Falta de saneamento dificulta luta contra a cólera em bairros moçambicanos

26 de Março 2023

Uma vala de esgoto corre a céu aberto ao lado de uma das ruas de Pemba, capital provincial de Cabo Delgado, norte de Moçambique, onde foi declarado um surto de cólera há cerca de uma semana.

Esta é a mais recente província de Moçambique a ser afetada pela doença que surge sazonalmente, associada à época das chuvas, e que apesar de ser tratável ainda provoca mortes todos os anos, através de vómitos e diarreias que levam a uma súbita desidratação.

A poucos metros da vala nauseabunda, vendedoras fazem negócio informal, com bancas improvisadas à beira da estrada, algumas de venda de comida, um risco para a saúde pública.

Está à vista que “prevalece o mau saneamento na maior parte dos bairros afetados pela doença”, explicou à Lusa o médico chefe provincial, Edson Fernando.

Nas casas precárias autoconstruídas não há instalações sanitárias e as latrinas são insuficientes, como no bairro de Paquite, o que fez com que os casos de cólera disparassem.

“A eclosão da cólera em Paquite deve-se ao fecalismo a céu aberto”, levando a que o bairro seja responsável por cerca de metade dos 39 casos de cólera detetados oficialmente na cidade desde que o surto foi declarado no dia 16 de março, referiu Edson Fernando.

Há uma campanha de sensibilização porta-a-porta “a explicar boas práticas de higiene”, a importância de construir latrinas e agilizar a recolha de lixo.

A doença é propagada através de água e alimentos contaminados com o esgoto e o risco aumenta sempre na época chuvosa (que em Moçambique vai de outubro a abril) devido às inundações e à destruição de infraestruturas.

O surto de cólera que afeta o país desde setembro de 2022 atinge oito províncias e já matou 75 pessoas, num total de 10.697 casos acumulados, segundo números do Ministério da Saúde.
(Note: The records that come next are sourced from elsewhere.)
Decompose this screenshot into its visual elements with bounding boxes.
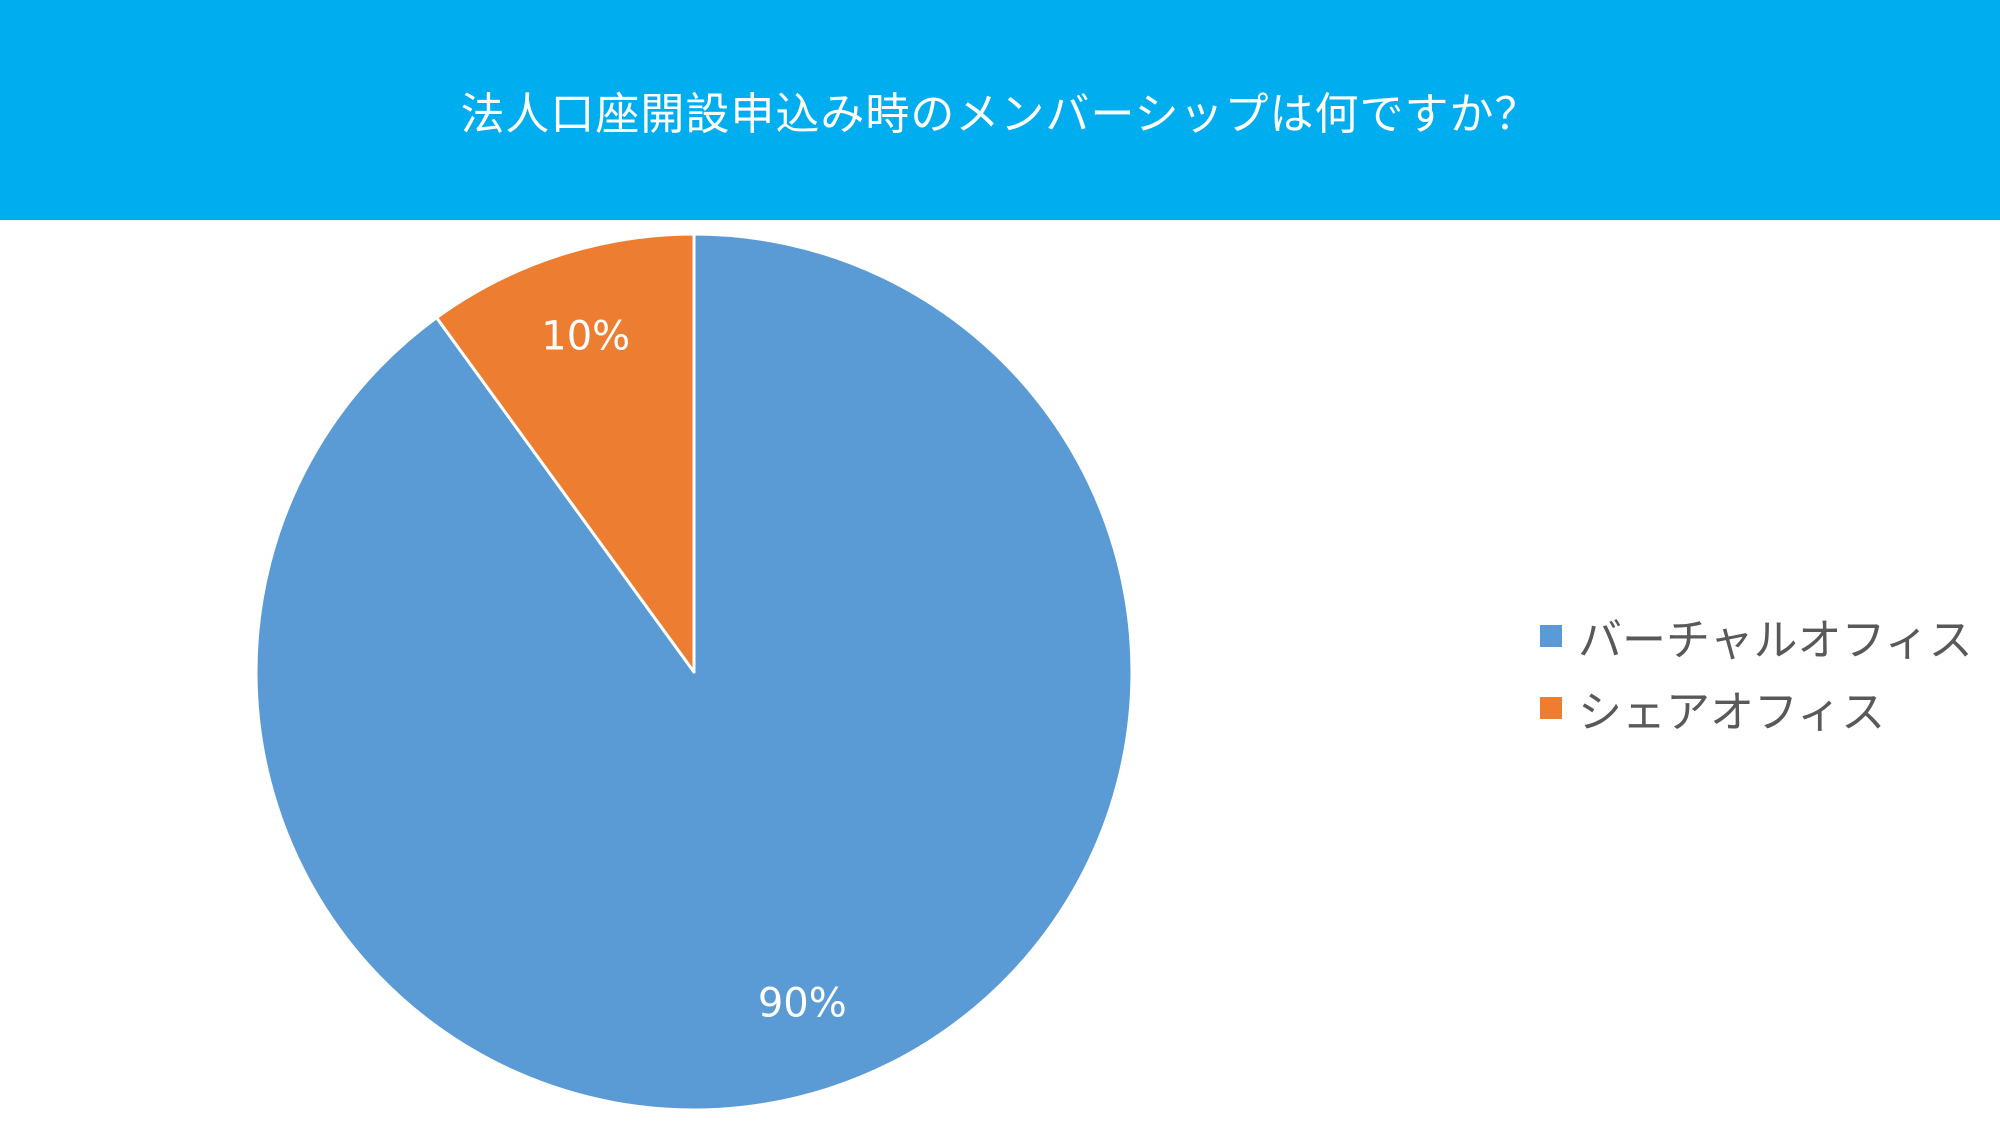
data-label-share-office: 10% xyxy=(541,314,630,360)
pie-slice-virtual-office xyxy=(254,232,1134,1112)
legend-item-share-office: シェアオフィス xyxy=(1540,672,1973,744)
legend-label: バーチャルオフィス xyxy=(1578,615,1973,666)
legend-swatch xyxy=(1540,625,1562,647)
pie-slice-share-office xyxy=(435,232,696,674)
legend: バーチャルオフィス シェアオフィス xyxy=(1540,600,1973,744)
legend-label: シェアオフィス xyxy=(1578,687,1886,738)
header-banner: 法人口座開設申込み時のメンバーシップは何ですか？ xyxy=(0,0,2000,220)
legend-swatch xyxy=(1540,697,1562,719)
legend-item-virtual-office: バーチャルオフィス xyxy=(1540,600,1973,672)
data-label-virtual-office: 90% xyxy=(758,980,847,1026)
chart-title: 法人口座開設申込み時のメンバーシップは何ですか？ xyxy=(460,89,1540,140)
Em Cabo Delgado, o distrito da capital provincial é o único afetado e no centro de tratamento de cólera de Pemba, apesar de continuarem a chegar novos casos, não há registo de mortes.
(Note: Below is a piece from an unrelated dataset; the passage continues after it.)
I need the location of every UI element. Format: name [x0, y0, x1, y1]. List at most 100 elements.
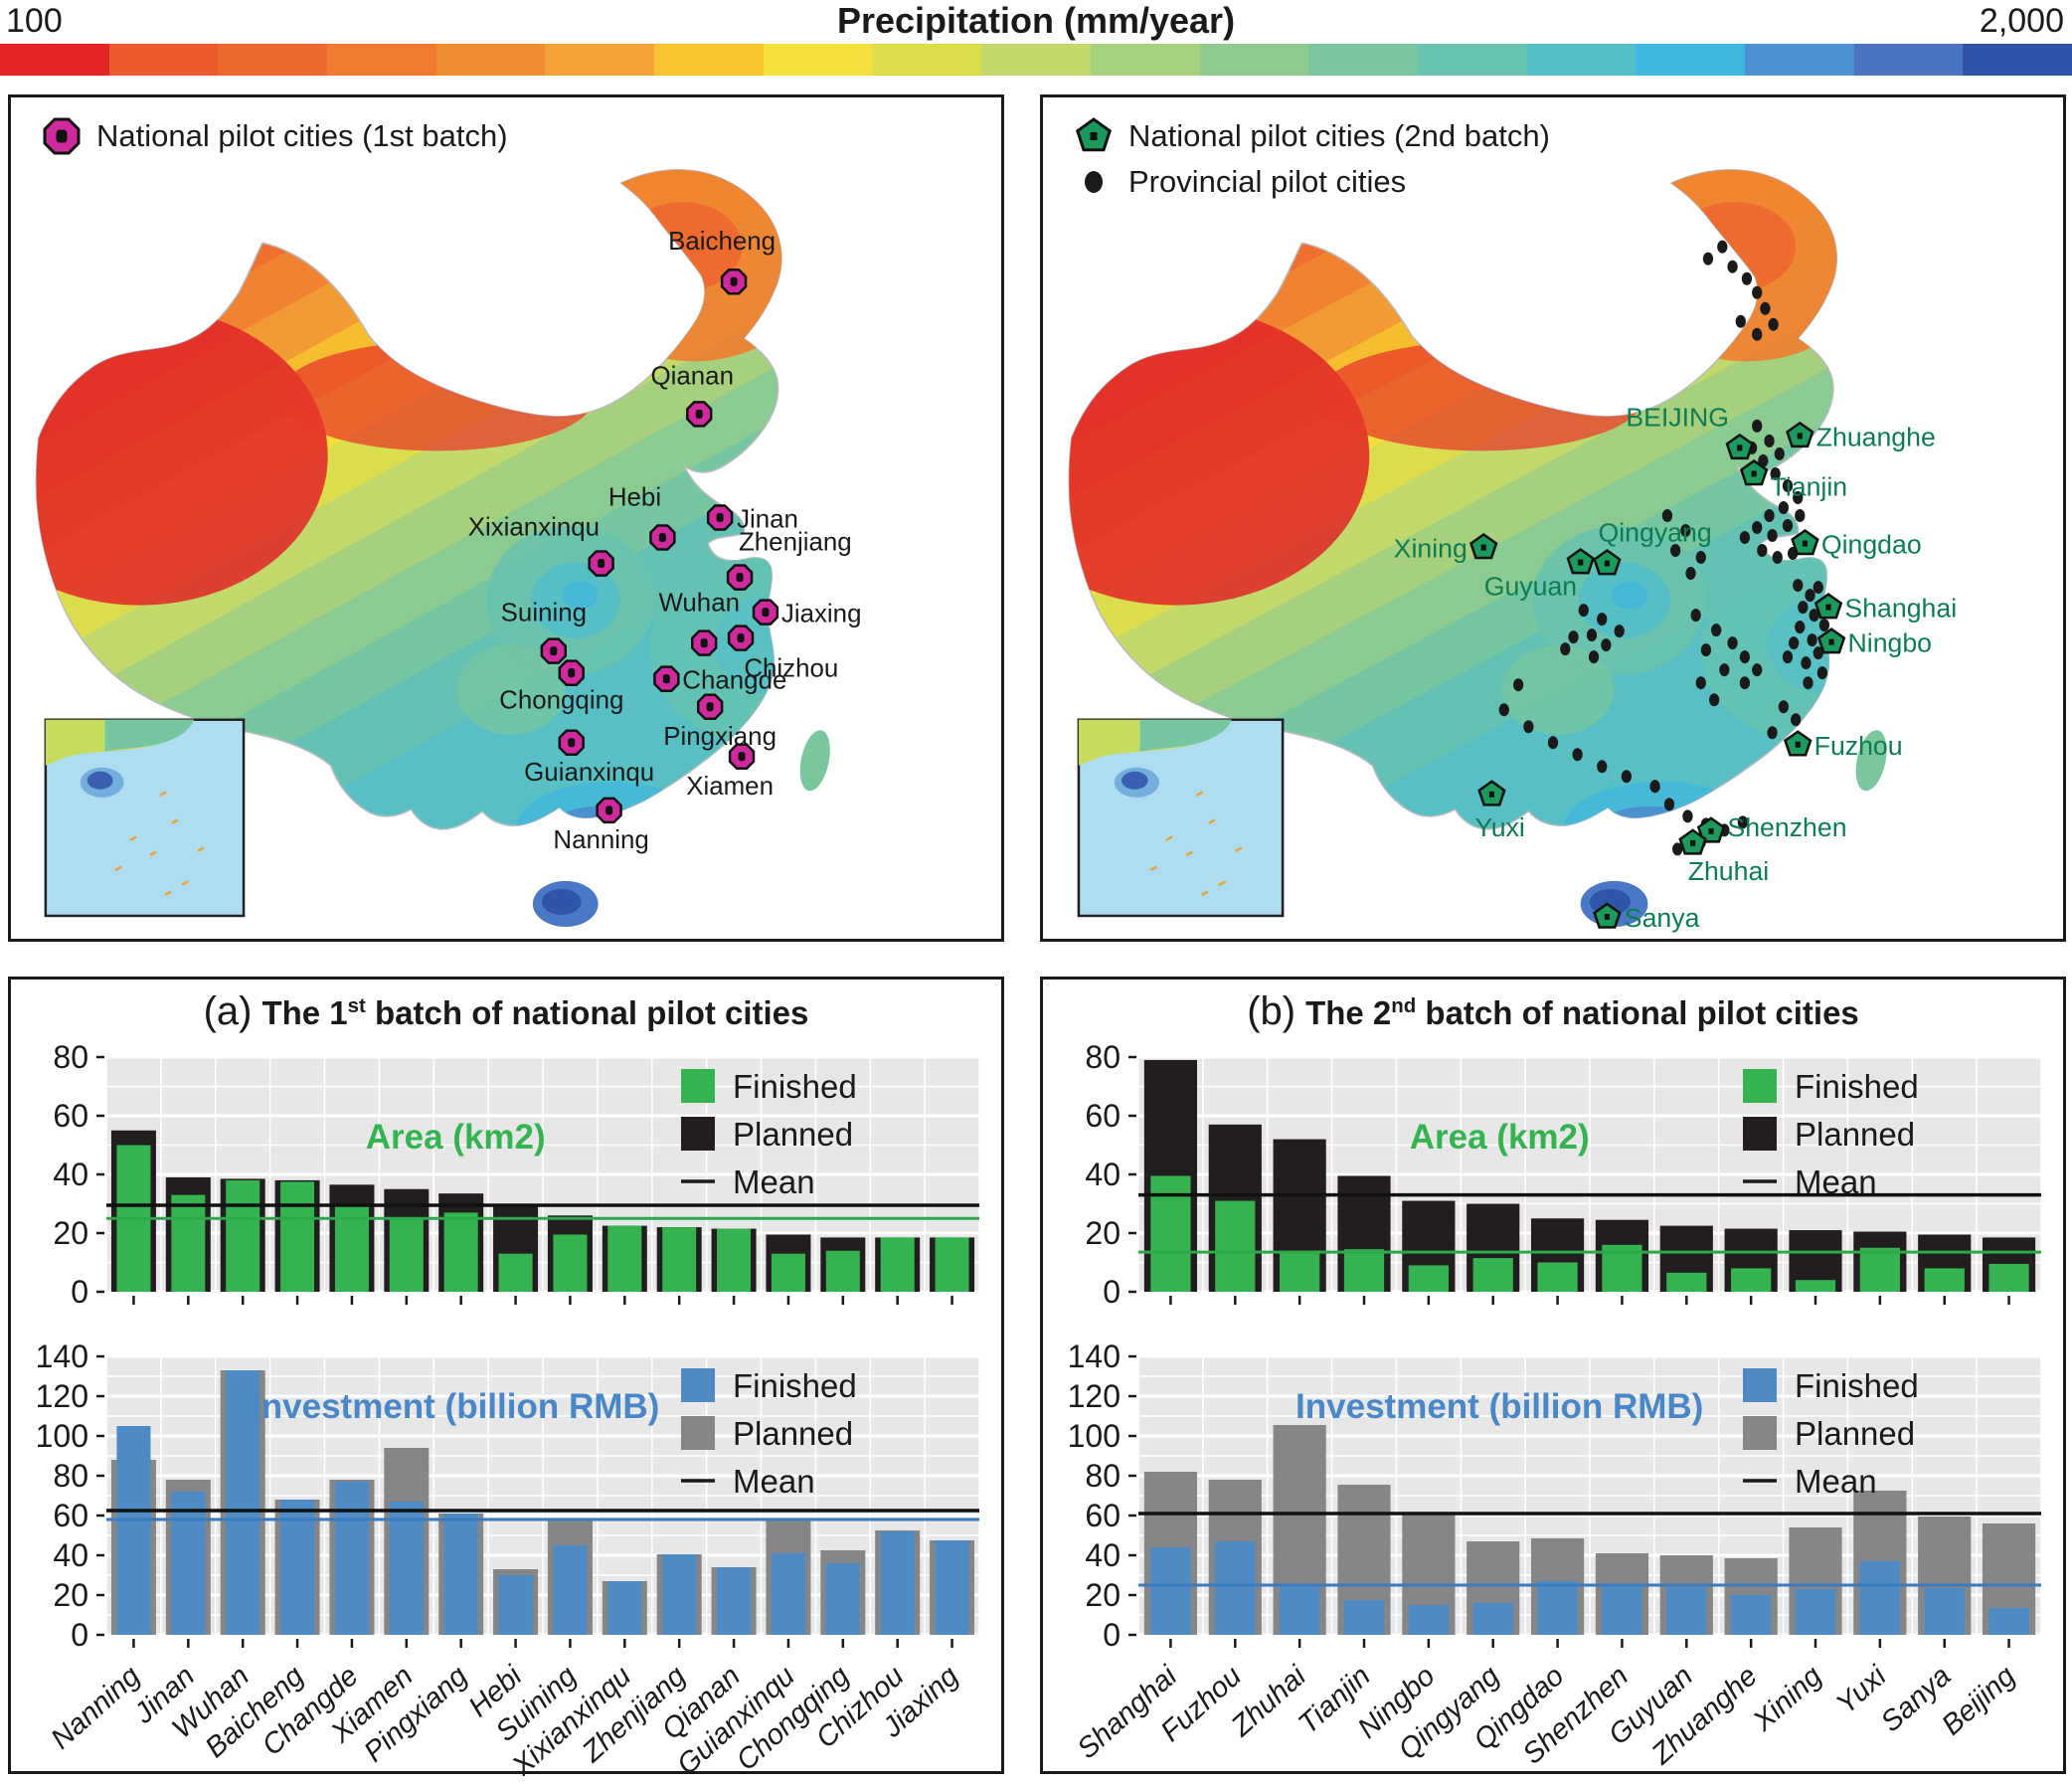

A sobrinha e um irmão de Chauri Momade já passaram por lá e este morador do Paquite espera que mais ninguém da família lá vá parar, porque a falta de condições de salubridade no bairro é gritante: “As crianças não têm onde brincar, andam junto do lixo, pegam em coisas podres” misturadas com dejetos.

Ao longe, algumas delas aproveitam para brincar dentro de um charco, onde até lavam a cara, sem que ninguém as impeça.

Alima Chomar, 35 anos, nasceu e cresceu no bairro de Paquite e hoje está no centro de tratamento a acompanhar a mãe de 67 anos, internada desde dia 18.

Após três dias de diarreias e vómitos, foi-lhe diagnosticada cólera.

Moram numa casa sem latrina, com outras dez pessoas, e à falta de saneamento, recorrem à praia.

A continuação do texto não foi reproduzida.